We worked hard back then. I was writing music features as well as selling advertising the first year, which often meant that I would just sleep on the floor of the office, get up, go to our morning sales meeting, go home, shower, sell ads all day, return home, walk the dog again and come back to write late into the night. Rinse. Repeat.
- David Byrne
Then there were Noel and Blair. Not only were they the publisher and the advertising director, respectively, they were also selling ads, helping lay out the paper, driving it to the printer down in Walterboro, and distributing it every week from the back of their cars (with some help, of course).
Stephanie was right beside them laying out the paper, proofreading and making sure that everything was to the letter before heading out the door. She was doing this after having edited the entire paper. Andrea Haseley, our art director at the time, had an assistant, but I still don't know how she was able to get that entire paper laid out in time every week. We didn't always make our deadlines, but somehow it all worked out.
Arguments and loud voices were the norm during production days. Sometimes mine was the loudest. But, sometimes it wasn't. Sometimes I waited for Friday to freak out. Maybe Monday. Anyone who's ever worked with me can attest that I'm "difficult" and more than a little temperamental about my work.
But we were a close-knit family. We also had a good working dynamic that lead to an extraordinary level of creativity. And you can't ask to work in a better environment than that.

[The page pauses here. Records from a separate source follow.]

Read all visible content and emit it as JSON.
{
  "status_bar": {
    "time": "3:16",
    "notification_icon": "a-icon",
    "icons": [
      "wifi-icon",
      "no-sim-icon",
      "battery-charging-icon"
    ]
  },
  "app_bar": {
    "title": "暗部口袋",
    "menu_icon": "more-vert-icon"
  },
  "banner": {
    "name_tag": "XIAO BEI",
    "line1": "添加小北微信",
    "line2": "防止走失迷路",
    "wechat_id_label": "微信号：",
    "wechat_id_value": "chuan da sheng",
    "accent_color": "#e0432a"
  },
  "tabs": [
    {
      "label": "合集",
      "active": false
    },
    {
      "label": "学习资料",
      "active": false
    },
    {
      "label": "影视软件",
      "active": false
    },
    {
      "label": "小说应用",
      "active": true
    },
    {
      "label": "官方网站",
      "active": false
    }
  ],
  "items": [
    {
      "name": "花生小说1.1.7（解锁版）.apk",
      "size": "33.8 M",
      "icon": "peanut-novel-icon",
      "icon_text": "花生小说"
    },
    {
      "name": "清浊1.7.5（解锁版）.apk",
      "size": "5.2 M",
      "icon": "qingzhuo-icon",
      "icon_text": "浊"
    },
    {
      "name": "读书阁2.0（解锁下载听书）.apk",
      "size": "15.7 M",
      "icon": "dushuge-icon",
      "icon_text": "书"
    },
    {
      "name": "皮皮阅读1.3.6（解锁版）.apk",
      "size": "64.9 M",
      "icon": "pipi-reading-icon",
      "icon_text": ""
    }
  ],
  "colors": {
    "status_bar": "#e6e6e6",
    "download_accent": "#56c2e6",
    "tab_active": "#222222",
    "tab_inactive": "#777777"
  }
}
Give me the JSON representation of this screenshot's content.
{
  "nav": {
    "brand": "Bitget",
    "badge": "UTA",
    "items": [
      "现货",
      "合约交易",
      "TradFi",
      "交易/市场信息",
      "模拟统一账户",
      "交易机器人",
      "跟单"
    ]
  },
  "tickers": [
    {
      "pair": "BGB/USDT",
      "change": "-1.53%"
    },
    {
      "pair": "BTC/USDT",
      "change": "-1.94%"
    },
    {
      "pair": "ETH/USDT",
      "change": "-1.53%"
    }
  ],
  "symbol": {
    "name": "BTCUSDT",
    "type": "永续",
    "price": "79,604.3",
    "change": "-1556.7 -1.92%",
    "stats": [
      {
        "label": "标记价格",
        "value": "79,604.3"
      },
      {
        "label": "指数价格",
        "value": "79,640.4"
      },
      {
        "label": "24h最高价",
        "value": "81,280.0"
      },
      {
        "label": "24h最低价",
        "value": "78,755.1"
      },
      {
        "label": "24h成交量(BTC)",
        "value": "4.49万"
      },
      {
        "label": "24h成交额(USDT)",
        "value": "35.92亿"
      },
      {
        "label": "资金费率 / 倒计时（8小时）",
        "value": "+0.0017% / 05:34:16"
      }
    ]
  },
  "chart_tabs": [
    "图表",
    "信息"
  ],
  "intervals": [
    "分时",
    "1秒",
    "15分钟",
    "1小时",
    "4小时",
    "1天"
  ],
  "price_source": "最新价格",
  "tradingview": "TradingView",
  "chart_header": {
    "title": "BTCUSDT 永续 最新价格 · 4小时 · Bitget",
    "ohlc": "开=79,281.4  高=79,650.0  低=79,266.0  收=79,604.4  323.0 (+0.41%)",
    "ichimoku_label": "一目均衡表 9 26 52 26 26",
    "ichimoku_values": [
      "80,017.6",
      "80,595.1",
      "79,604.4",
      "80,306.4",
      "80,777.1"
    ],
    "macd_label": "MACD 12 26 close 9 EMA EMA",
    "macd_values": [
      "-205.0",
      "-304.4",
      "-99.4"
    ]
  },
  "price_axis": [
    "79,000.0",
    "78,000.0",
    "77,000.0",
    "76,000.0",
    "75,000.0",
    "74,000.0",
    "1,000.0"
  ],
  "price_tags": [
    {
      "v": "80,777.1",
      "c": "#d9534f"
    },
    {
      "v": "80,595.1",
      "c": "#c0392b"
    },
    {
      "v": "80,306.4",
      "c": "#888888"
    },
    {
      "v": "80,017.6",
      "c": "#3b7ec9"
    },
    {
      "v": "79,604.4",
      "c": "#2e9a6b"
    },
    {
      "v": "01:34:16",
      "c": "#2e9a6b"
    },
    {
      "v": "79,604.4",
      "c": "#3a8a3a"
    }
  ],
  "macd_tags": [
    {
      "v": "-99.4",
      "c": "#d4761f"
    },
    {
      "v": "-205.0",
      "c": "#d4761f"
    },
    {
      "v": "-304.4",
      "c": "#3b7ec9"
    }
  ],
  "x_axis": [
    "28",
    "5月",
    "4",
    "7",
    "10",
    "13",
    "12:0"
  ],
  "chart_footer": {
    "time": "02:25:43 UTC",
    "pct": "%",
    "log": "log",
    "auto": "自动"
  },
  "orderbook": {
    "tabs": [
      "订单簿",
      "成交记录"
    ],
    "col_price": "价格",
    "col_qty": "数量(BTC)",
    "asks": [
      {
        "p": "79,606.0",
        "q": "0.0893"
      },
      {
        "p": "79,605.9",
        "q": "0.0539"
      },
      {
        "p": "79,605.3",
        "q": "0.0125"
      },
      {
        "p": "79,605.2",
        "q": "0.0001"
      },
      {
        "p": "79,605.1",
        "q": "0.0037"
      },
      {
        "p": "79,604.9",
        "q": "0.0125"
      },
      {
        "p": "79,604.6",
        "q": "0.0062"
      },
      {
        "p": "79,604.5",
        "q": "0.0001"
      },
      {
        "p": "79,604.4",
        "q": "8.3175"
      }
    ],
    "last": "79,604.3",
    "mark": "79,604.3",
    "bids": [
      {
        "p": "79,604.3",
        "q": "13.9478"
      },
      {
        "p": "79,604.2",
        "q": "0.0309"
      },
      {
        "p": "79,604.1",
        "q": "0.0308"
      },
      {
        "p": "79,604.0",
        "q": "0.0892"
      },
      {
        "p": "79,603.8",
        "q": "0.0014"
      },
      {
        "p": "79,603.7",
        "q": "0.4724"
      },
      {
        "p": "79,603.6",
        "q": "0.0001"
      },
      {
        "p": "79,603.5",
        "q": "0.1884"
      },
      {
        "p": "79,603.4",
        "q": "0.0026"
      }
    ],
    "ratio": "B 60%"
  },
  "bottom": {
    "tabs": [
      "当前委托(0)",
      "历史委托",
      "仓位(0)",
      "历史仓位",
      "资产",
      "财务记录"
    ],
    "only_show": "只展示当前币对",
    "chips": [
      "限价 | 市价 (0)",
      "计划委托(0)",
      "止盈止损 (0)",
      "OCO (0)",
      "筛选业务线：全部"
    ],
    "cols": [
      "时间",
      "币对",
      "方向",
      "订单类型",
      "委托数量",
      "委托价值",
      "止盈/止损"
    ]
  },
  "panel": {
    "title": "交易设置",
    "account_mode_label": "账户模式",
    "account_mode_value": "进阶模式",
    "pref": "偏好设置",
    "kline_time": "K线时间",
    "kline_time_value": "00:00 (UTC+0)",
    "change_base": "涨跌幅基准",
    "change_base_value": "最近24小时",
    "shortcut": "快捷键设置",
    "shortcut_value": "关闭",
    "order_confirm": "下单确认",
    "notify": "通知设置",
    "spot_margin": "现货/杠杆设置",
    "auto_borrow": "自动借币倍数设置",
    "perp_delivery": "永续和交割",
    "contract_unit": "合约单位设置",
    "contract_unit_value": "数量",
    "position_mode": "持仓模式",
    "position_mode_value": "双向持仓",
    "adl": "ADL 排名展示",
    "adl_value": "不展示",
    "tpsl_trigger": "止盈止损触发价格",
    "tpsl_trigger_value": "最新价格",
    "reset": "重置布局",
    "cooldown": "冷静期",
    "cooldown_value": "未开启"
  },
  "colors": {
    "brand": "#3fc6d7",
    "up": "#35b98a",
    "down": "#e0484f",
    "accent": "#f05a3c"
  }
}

There are far too many moments that occurred over the three years I was at the paper to go into here, like getting Andy Richter on the Conan O'Brien Show to wear one of our CP T-shirts on television one night. (He did it weeks after I had left New York to return to Charleston though).
The interviews were a colossal part of what caused me to grow into myself, and I did a lot of them. I interviewed everyone from Henry Rollins to Sonny Rollins. We also had writers who were producing great work, and doing it just for the sheer love of it — Michael Saliba, Derrick Smith, Katharine O'Neill, Jeff Napier, Aaron Allen, and others. We certainly couldn't have achieved the depth and breadth of our music coverage without people like Todd Dominey either, who brought coverage of hip-hop, rap, jazz, and world music to our section every other week with visceral precision.

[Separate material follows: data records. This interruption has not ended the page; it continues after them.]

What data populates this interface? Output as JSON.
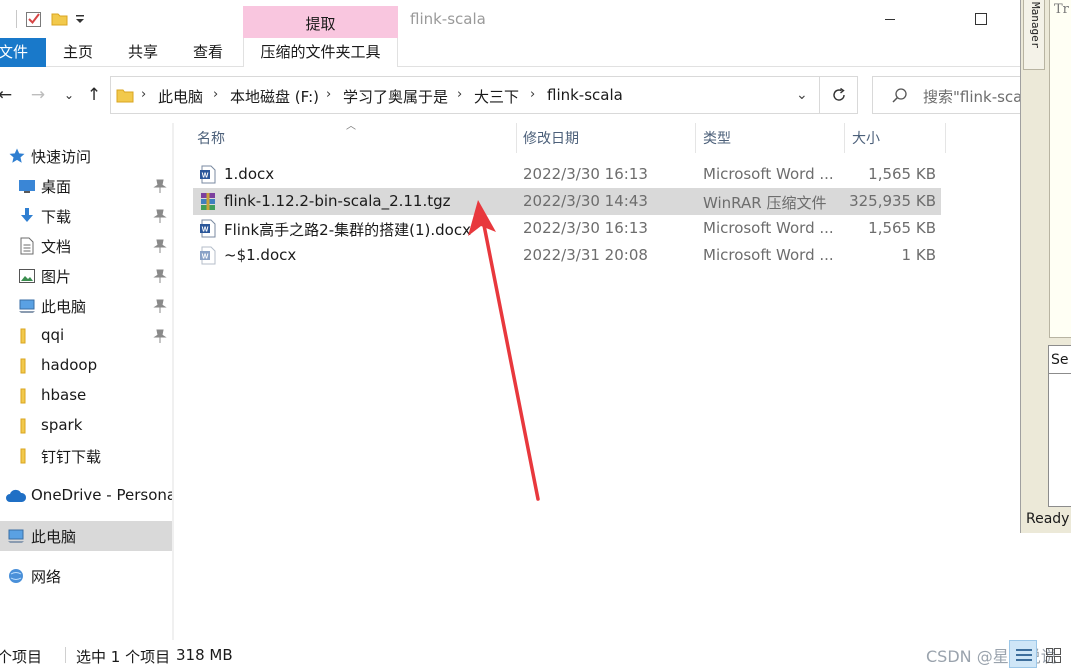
{
  "titlebar": {
    "contextual_tab": "提取",
    "window_title": "flink-scala"
  },
  "ribbon": {
    "tabs": [
      "文件",
      "主页",
      "共享",
      "查看"
    ],
    "contextual_tools": "压缩的文件夹工具"
  },
  "address": {
    "crumbs": [
      "此电脑",
      "本地磁盘 (F:)",
      "学习了奥属于是",
      "大三下",
      "flink-scala"
    ],
    "search_placeholder": "搜索\"flink-scala\""
  },
  "sidebar": {
    "items": [
      {
        "label": "快速访问",
        "icon": "star-icon",
        "pinned": false
      },
      {
        "label": "桌面",
        "icon": "desktop-icon",
        "pinned": true
      },
      {
        "label": "下载",
        "icon": "download-icon",
        "pinned": true
      },
      {
        "label": "文档",
        "icon": "document-icon",
        "pinned": true
      },
      {
        "label": "图片",
        "icon": "pictures-icon",
        "pinned": true
      },
      {
        "label": "此电脑",
        "icon": "computer-icon",
        "pinned": true
      },
      {
        "label": "qqi",
        "icon": "folder-icon",
        "pinned": true
      },
      {
        "label": "hadoop",
        "icon": "folder-icon",
        "pinned": false
      },
      {
        "label": "hbase",
        "icon": "folder-icon",
        "pinned": false
      },
      {
        "label": "spark",
        "icon": "folder-icon",
        "pinned": false
      },
      {
        "label": "钉钉下载",
        "icon": "folder-icon",
        "pinned": false
      },
      {
        "label": "OneDrive - Persona",
        "icon": "cloud-icon",
        "pinned": false
      },
      {
        "label": "此电脑",
        "icon": "computer-icon",
        "pinned": false,
        "selected": true
      },
      {
        "label": "网络",
        "icon": "network-icon",
        "pinned": false
      }
    ]
  },
  "columns": {
    "name": "名称",
    "date": "修改日期",
    "type": "类型",
    "size": "大小"
  },
  "files": [
    {
      "name": "1.docx",
      "date": "2022/3/30 16:13",
      "type": "Microsoft Word ...",
      "size": "1,565 KB",
      "icon": "word-document-icon"
    },
    {
      "name": "flink-1.12.2-bin-scala_2.11.tgz",
      "date": "2022/3/30 14:43",
      "type": "WinRAR 压缩文件",
      "size": "325,935 KB",
      "icon": "winrar-archive-icon",
      "selected": true
    },
    {
      "name": "Flink高手之路2-集群的搭建(1).docx",
      "date": "2022/3/30 16:13",
      "type": "Microsoft Word ...",
      "size": "1,565 KB",
      "icon": "word-document-icon"
    },
    {
      "name": "~$1.docx",
      "date": "2022/3/31 20:08",
      "type": "Microsoft Word ...",
      "size": "1 KB",
      "icon": "word-temp-icon"
    }
  ],
  "status": {
    "item_count": "个项目",
    "selection": "选中 1 个项目",
    "selection_size": "318 MB",
    "watermark": "CSDN @星铭说说"
  },
  "background_app": {
    "manager_tab": "Manager",
    "tr_text": "Tr",
    "se_text": "Se",
    "ready": "Ready"
  },
  "colors": {
    "file_tab": "#1979ca",
    "contextual_tab": "#f9c6df",
    "selection": "#d9d9d9",
    "annotation_arrow": "#e8383d"
  }
}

I learned a great deal about human nature by managing that stable of music writers. I also figured out how to navigate fragile egos (much like my own).
What we all learned together was what went into creating a publication that never pandered and was truly independent. Ultimately, what that turned out to be was an intelligent, thoughtfully executed, and entertaining newspaper that delivered one thing that the entire editorial staff could stand behind — the truth. Above all, I think we were honest. And for that, I am proud. I am honored to have been a part of it. Here's to the next 10 years.
Good luck guys, and congratulations.